5. Afternoon naps, Legos and Percy Jackson. In other words, a restful Sunday afternoon.

May we walk in Beauty!

Complicit

I have been brooding today about Bill Cosby. Does it really matter whether a farmer/schoolteacher/mother/poet forms an opinion about the Bill Cosby rape story? I can just ignore it all, say it’s none of my business, and move on. It’s a mark, perhaps, of our shallow culture that we get wrapped up in the lives of celebrities to the point that uncovering a celebrity’s history of sexual predation would throw me, would cause me such a sense of intermingled fury and grief. Perhaps. Still, I think when someone is lively or delightful or thoughtful or beautiful in the wider culture in which we participate, we do feel a connection that goes beyond the merely mundane. I wept when violinist Isaac Stern died, when the poetic voice of Maya Angelou passed on, when Robin Williams left us with only memories of his laughter. So I supposed this response isn’t preposterous.

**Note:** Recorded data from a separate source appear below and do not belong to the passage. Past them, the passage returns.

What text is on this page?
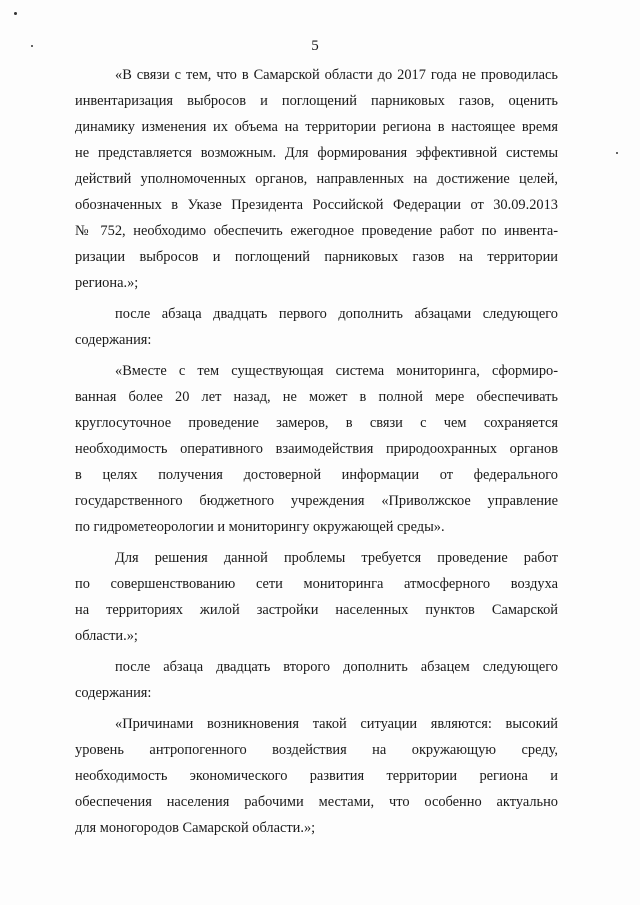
5
«В связи с тем, что в Самарской области до 2017 года не проводилась
инвентаризация выбросов и поглощений парниковых газов, оценить
динамику изменения их объема на территории региона в настоящее время
не представляется возможным. Для формирования эффективной системы
действий уполномоченных органов, направленных на достижение целей,
обозначенных в Указе Президента Российской Федерации от 30.09.2013
№ 752, необходимо обеспечить ежегодное проведение работ по инвента-
ризации выбросов и поглощений парниковых газов на территории
региона.»;
после абзаца двадцать первого дополнить абзацами следующего
содержания:
«Вместе с тем существующая система мониторинга, сформиро-
ванная более 20 лет назад, не может в полной мере обеспечивать
круглосуточное проведение замеров, в связи с чем сохраняется
необходимость оперативного взаимодействия природоохранных органов
в целях получения достоверной информации от федерального
государственного бюджетного учреждения «Приволжское управление
по гидрометеорологии и мониторингу окружающей среды».
Для решения данной проблемы требуется проведение работ
по совершенствованию сети мониторинга атмосферного воздуха
на территориях жилой застройки населенных пунктов Самарской
области.»;
после абзаца двадцать второго дополнить абзацем следующего
содержания:
«Причинами возникновения такой ситуации являются: высокий
уровень антропогенного воздействия на окружающую среду,
необходимость экономического развития территории региона и
обеспечения населения рабочими местами, что особенно актуально
для моногородов Самарской области.»;
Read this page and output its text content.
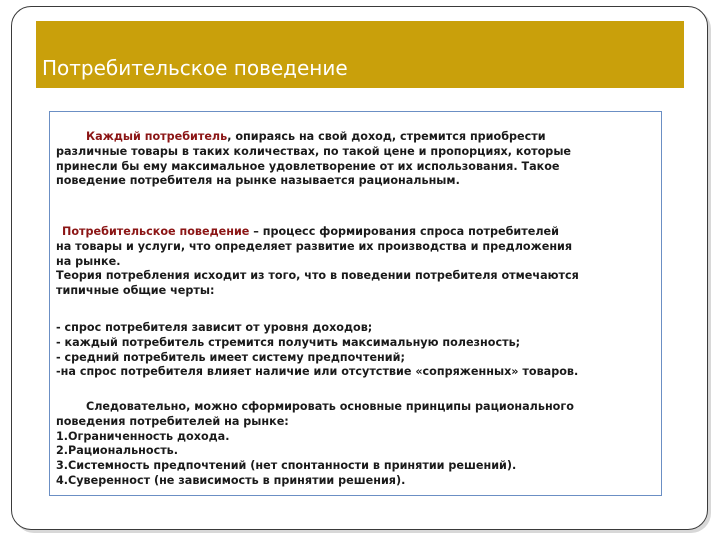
Потребительское поведение

Каждый потребитель, опираясь на свой доход, стремится приобрести
различные товары в таких количествах, по такой цене и пропорциях, которые
принесли бы ему максимальное удовлетворение от их использования. Такое
поведение потребителя на рынке называется рациональным.

Потребительское поведение – процесс формирования спроса потребителей
на товары и услуги, что определяет развитие их производства и предложения
на рынке.
Теория потребления исходит из того, что в поведении потребителя отмечаются
типичные общие черты:

- спрос потребителя зависит от уровня доходов;
- каждый потребитель стремится получить максимальную полезность;
- средний потребитель имеет систему предпочтений;
-на спрос потребителя влияет наличие или отсутствие «сопряженных» товаров.

Следовательно, можно сформировать основные принципы рационального
поведения потребителей на рынке:
1.Ограниченность дохода.
2.Рациональность.
3.Системность предпочтений (нет спонтанности в принятии решений).
4.Суверенност (не зависимость в принятии решения).
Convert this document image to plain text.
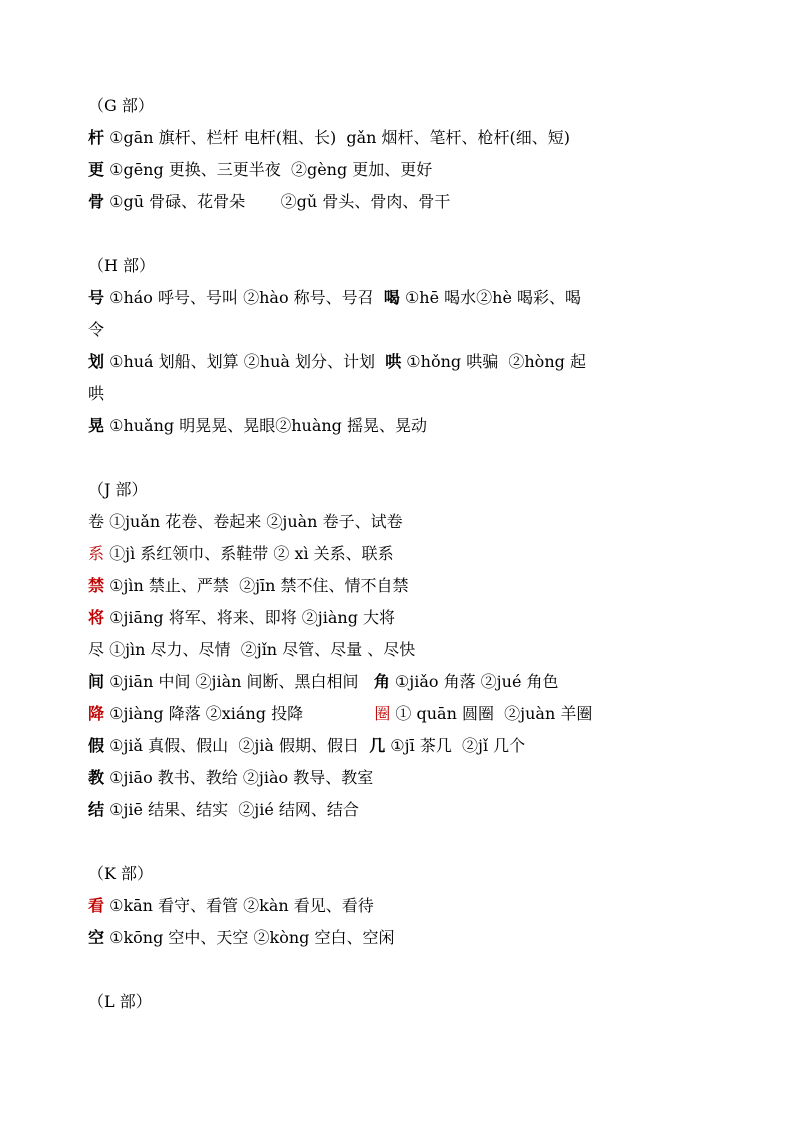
（G 部）
杆 ①gān 旗杆、栏杆 电杆(粗、长)  gǎn 烟杆、笔杆、枪杆(细、短)
更 ①gēng 更换、三更半夜  ②gèng 更加、更好
骨 ①gū 骨碌、花骨朵       ②gǔ 骨头、骨肉、骨干
（H 部）
号 ①háo 呼号、号叫 ②hào 称号、号召  喝 ①hē 喝水②hè 喝彩、喝
令
划 ①huá 划船、划算 ②huà 划分、计划  哄 ①hǒng 哄骗  ②hòng 起
哄
晃 ①huǎng 明晃晃、晃眼②huàng 摇晃、晃动
（J 部）
卷 ①juǎn 花卷、卷起来 ②juàn 卷子、试卷
系 ①jì 系红领巾、系鞋带 ② xì 关系、联系
禁 ①jìn 禁止、严禁  ②jīn 禁不住、情不自禁
将 ①jiāng 将军、将来、即将 ②jiàng 大将
尽 ①jìn 尽力、尽情  ②jǐn 尽管、尽量 、尽快
间 ①jiān 中间 ②jiàn 间断、黑白相间   角 ①jiǎo 角落 ②jué 角色
降 ①jiàng 降落 ②xiáng 投降              圈 ① quān 圆圈  ②juàn 羊圈
假 ①jiǎ 真假、假山  ②jià 假期、假日  几 ①jī 茶几  ②jǐ 几个
教 ①jiāo 教书、教给 ②jiào 教导、教室
结 ①jiē 结果、结实  ②jié 结网、结合
（K 部）
看 ①kān 看守、看管 ②kàn 看见、看待
空 ①kōng 空中、天空 ②kòng 空白、空闲
（L 部）
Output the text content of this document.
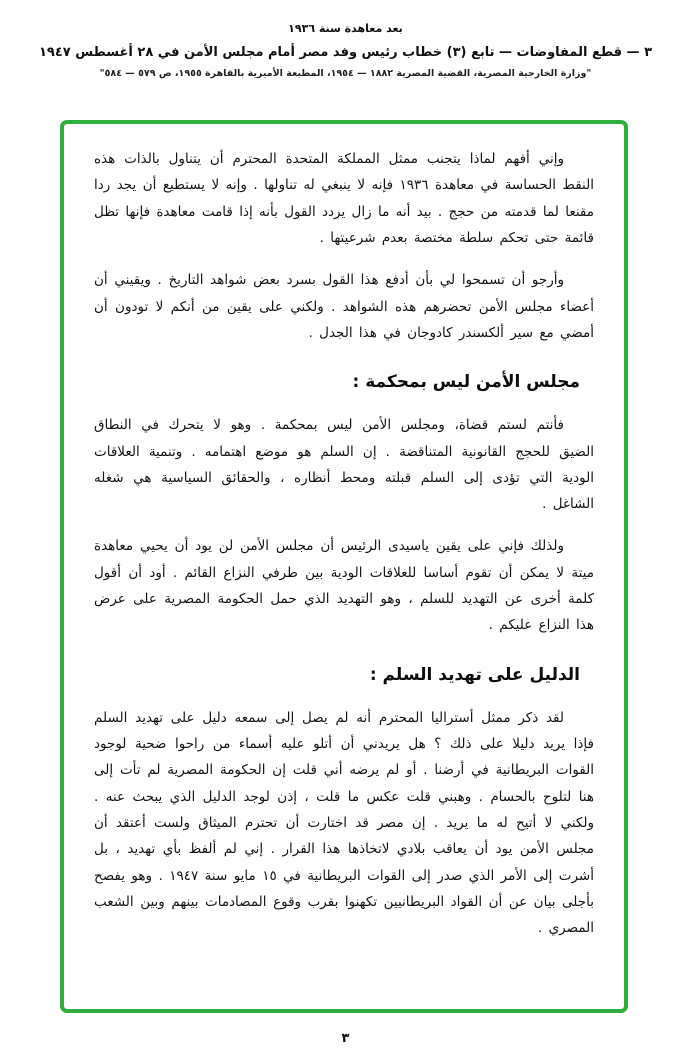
بعد معاهدة سنة ١٩٣٦
٣ — قطع المفاوضات — تابع (٣) خطاب رئيس وفد مصر أمام مجلس الأمن في ٢٨ أغسطس ١٩٤٧
"وزارة الخارجية المصرية، القضية المصرية ١٨٨٢ — ١٩٥٤، المطبعة الأميرية بالقاهرة ١٩٥٥، ص ٥٧٩ — ٥٨٤"

وإني أفهم لماذا يتجنب ممثل المملكة المتحدة المحترم أن يتناول بالذات هذه النقط الحساسة في معاهدة ١٩٣٦ فإنه لا ينبغي له تناولها . وإنه لا يستطيع أن يجد ردا مقنعا لما قدمته من حجج . بيد أنه ما زال يردد القول بأنه إذا قامت معاهدة فإنها تظل قائمة حتى تحكم سلطة مختصة بعدم شرعيتها .

وأرجو أن تسمحوا لي بأن أدفع هذا القول بسرد بعض شواهد التاريخ . ويقيني أن أعضاء مجلس الأمن تحضرهم هذه الشواهد . ولكني على يقين من أنكم لا تودون أن أمضي مع سير ألكسندر كادوجان في هذا الجدل .

مجلس الأمن ليس بمحكمة :

فأنتم لستم قضاة، ومجلس الأمن ليس بمحكمة . وهو لا يتحرك في النطاق الضيق للحجج القانونية المتناقضة . إن السلم هو موضع اهتمامه . وتنمية العلاقات الودية التي تؤدى إلى السلم قبلته ومحط أنظاره ، والحقائق السياسية هي شغله الشاغل .

ولذلك فإني على يقين ياسيدى الرئيس أن مجلس الأمن لن يود أن يحيي معاهدة ميتة لا يمكن أن تقوم أساسا للعلاقات الودية بين طرفي النزاع القائم . أود أن أقول كلمة أخرى عن التهديد للسلم ، وهو التهديد الذي حمل الحكومة المصرية على عرض هذا النزاع عليكم .

الدليل على تهديد السلم :

لقد ذكر ممثل أستراليا المحترم أنه لم يصل إلى سمعه دليل على تهديد السلم فإذا يريد دليلا على ذلك ؟ هل يريدني أن أتلو عليه أسماء من راحوا ضحية لوجود القوات البريطانية في أرضنا . أو لم يرضه أني قلت إن الحكومة المصرية لم تأت إلى هنا لتلوح بالحسام . وهبني قلت عكس ما قلت ، إذن لوجد الدليل الذي يبحث عنه . ولكني لا أتيح له ما يريد . إن مصر قد اختارت أن تحترم الميثاق ولست أعتقد أن مجلس الأمن يود أن يعاقب بلادي لاتخاذها هذا القرار . إني لم ألفظ بأي تهديد ، بل أشرت إلى الأمر الذي صدر إلى القوات البريطانية في ١٥ مايو سنة ١٩٤٧ . وهو يفصح بأجلى بيان عن أن القواد البريطانيين تكهنوا بقرب وقوع المصادمات بينهم وبين الشعب المصري .

٣
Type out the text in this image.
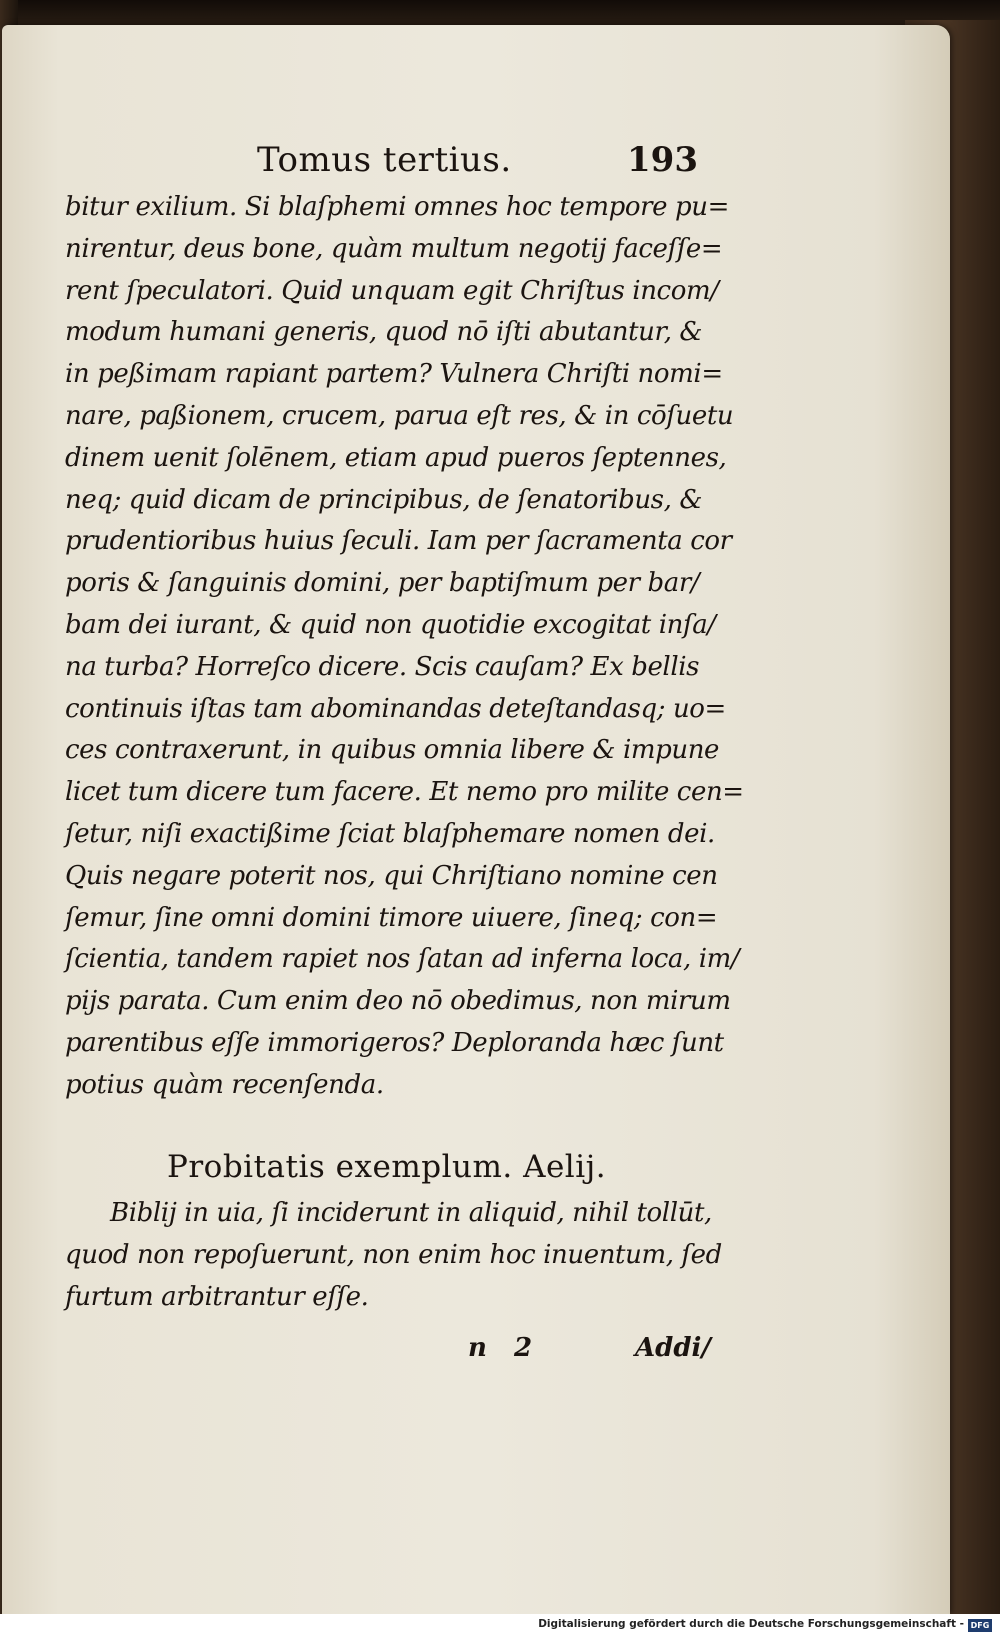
Tomus tertius.	193
bitur exilium. Si blaſphemi omnes hoc tempore pu=
nirentur, deus bone, quàm multum negotij faceſſe=
rent ſpeculatori. Quid unquam egit Chriſtus incom/
modum humani generis, quod nō iſti abutantur, &
in peßimam rapiant partem? Vulnera Chriſti nomi=
nare, paßionem, crucem, parua eſt res, & in cōſuetu
dinem uenit ſolēnem, etiam apud pueros ſeptennes,
neq; quid dicam de principibus, de ſenatoribus, &
prudentioribus huius ſeculi. Iam per ſacramenta cor
poris & ſanguinis domini, per baptiſmum per bar/
bam dei iurant, & quid non quotidie excogitat inſa/
na turba? Horreſco dicere. Scis cauſam? Ex bellis
continuis iſtas tam abominandas deteſtandasq; uo=
ces contraxerunt, in quibus omnia libere & impune
licet tum dicere tum facere. Et nemo pro milite cen=
ſetur, niſi exactißime ſciat blaſphemare nomen dei.
Quis negare poterit nos, qui Chriſtiano nomine cen
ſemur, ſine omni domini timore uiuere, ſineq; con=
ſcientia, tandem rapiet nos ſatan ad inferna loca, im/
pijs parata. Cum enim deo nō obedimus, non mirum
parentibus eſſe immorigeros? Deploranda hæc ſunt
potius quàm recenſenda.
Probitatis exemplum. Aelij.
Biblij in uia, ſi inciderunt in aliquid, nihil tollūt,
quod non repoſuerunt, non enim hoc inuentum, ſed
furtum arbitrantur eſſe.
n   2	Addi/
Digitalisierung gefördert durch die Deutsche Forschungsgemeinschaft - DFG
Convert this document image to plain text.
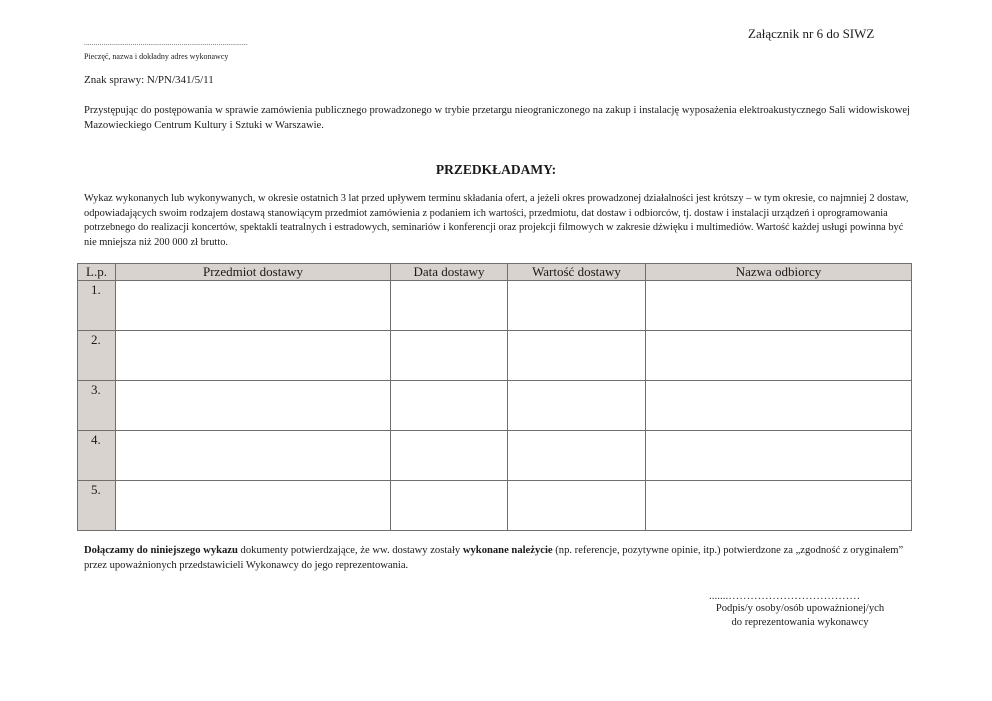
Załącznik nr 6 do SIWZ
....................................................................................
Pieczęć, nazwa i dokładny adres wykonawcy
Znak sprawy: N/PN/341/5/11

Przystępując do postępowania w sprawie zamówienia publicznego prowadzonego w trybie przetargu nieograniczonego na zakup i instalację wyposażenia elektroakustycznego Sali widowiskowej Mazowieckiego Centrum Kultury i Sztuki w Warszawie.

PRZEDKŁADAMY:

Wykaz wykonanych lub wykonywanych, w okresie ostatnich 3 lat przed upływem terminu składania ofert, a jeżeli okres prowadzonej działalności jest krótszy – w tym okresie, co najmniej 2 dostaw, odpowiadających swoim rodzajem dostawą stanowiącym przedmiot zamówienia z podaniem ich wartości, przedmiotu, dat dostaw i odbiorców, tj. dostaw i instalacji urządzeń i oprogramowania potrzebnego do realizacji koncertów, spektakli teatralnych i estradowych, seminariów i konferencji oraz projekcji filmowych w zakresie dźwięku i multimediów. Wartość każdej usługi powinna być nie mniejsza niż 200 000 zł brutto.

L.p.	Przedmiot dostawy	Data dostawy	Wartość dostawy	Nazwa odbiorcy
1.				
2.				
3.				
4.				
5.				

Dołączamy do niniejszego wykazu dokumenty potwierdzające, że ww. dostawy zostały wykonane należycie (np. referencje, pozytywne opinie, itp.) potwierdzone za „zgodność z oryginałem” przez upoważnionych przedstawicieli Wykonawcy do jego reprezentowania.

.......………………………………
Podpis/y osoby/osób upoważnionej/ych
do reprezentowania wykonawcy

But there’s another piece of it that’s really bothering me today, and that is that when this recent part of the story broke this past week, I had a moment of deja vu: “Oh yeah.  Wasn’t there something about this a few years ago?”  As I began to read the account of Scott Simon’s questions and the stories of more and more women coming forward, I remembered that I had read earlier–and damning–accusations a few years ago. Why did I forget?  Why did I put that out of mind and go on accepting Bill Cosby as America’s Mr. Funnyman?  America’s Everydad, as Mark Morford called him. And that’s the thing that bothers me, because that’s a hallmark of rape culture–that the predator can so often minimize his crimes in the face of his power or celebrity or general congeniality that people either don’t believe the stories of his victims or they participate in the minimization, ignore the true implications of the accusations, and go on living as though nothing has happened, and the victim gets violated again, this time by the world’s refusal to acknowledge her story. Again, why does it matter what I think? Why should I bother to form an opinion on the matter? It troubles me, though, that something in me would have minimized the earlier stories, would have lived in denial that someone who brought such delight and wonder into our homes could be cavalierly destroying people’s lives. I feel complicit in the culture of denial. Sullied.

 

Gratitude List:
1.  Hiking at Sam Lewis State Park. Every time I go there and climb on the rocks with the kids, I am more and more aware of how old I am getting, how clambering over the big rocks is getting harder and harder. Still, it’s worth the scramble up to the top of the rocks pile, to look through the trees to the River, to imagine what it must have been like for the First People who walked here to stand perhaps on the very same rocks looking out to the River.
2.  Sharing the awe. Yesterday in my last class, I mentioned something about the morning’s sunrise, and suddenly three or four students were all talking at once, clamoring to tell their experiences of watching the sky that morning.
3.  I don’t have to figure it all out.  I don’t have to be perfect for every moment.  I just need to be Present.
4.  The last assignment in the course I am taking was to watch a video on renewing energy, on play and flow and working joyfully.  And then to go play for an hour.  I took that seriously, and we all spent most of the day with the Legos, sorting and building and playing.  It is very satisfying to be assigned to play.  My children loved that.
5.  Colcannon

May we walk in Beauty!

Getting UnStuck

Solomon Shandy
I think I know this gnome.

Gratitude List:

1.  Foxes in the bosque.  Though I fear for the hens, I loved the frolicsome footprints in the bright snow this morning.
2.  Brambly Hedge, children’s books by Jill Barklem, magical world of field mice
3.  Legos.  On a frigid snow day, I am particularly grateful for this incredible invention.
4.  Asking for help.  Getting help.
5.  The domino effect of getting unstuck.  When one person gets unstuck, it shifts the energy clog so that more people can get free.  I don’t quite know how else to say it.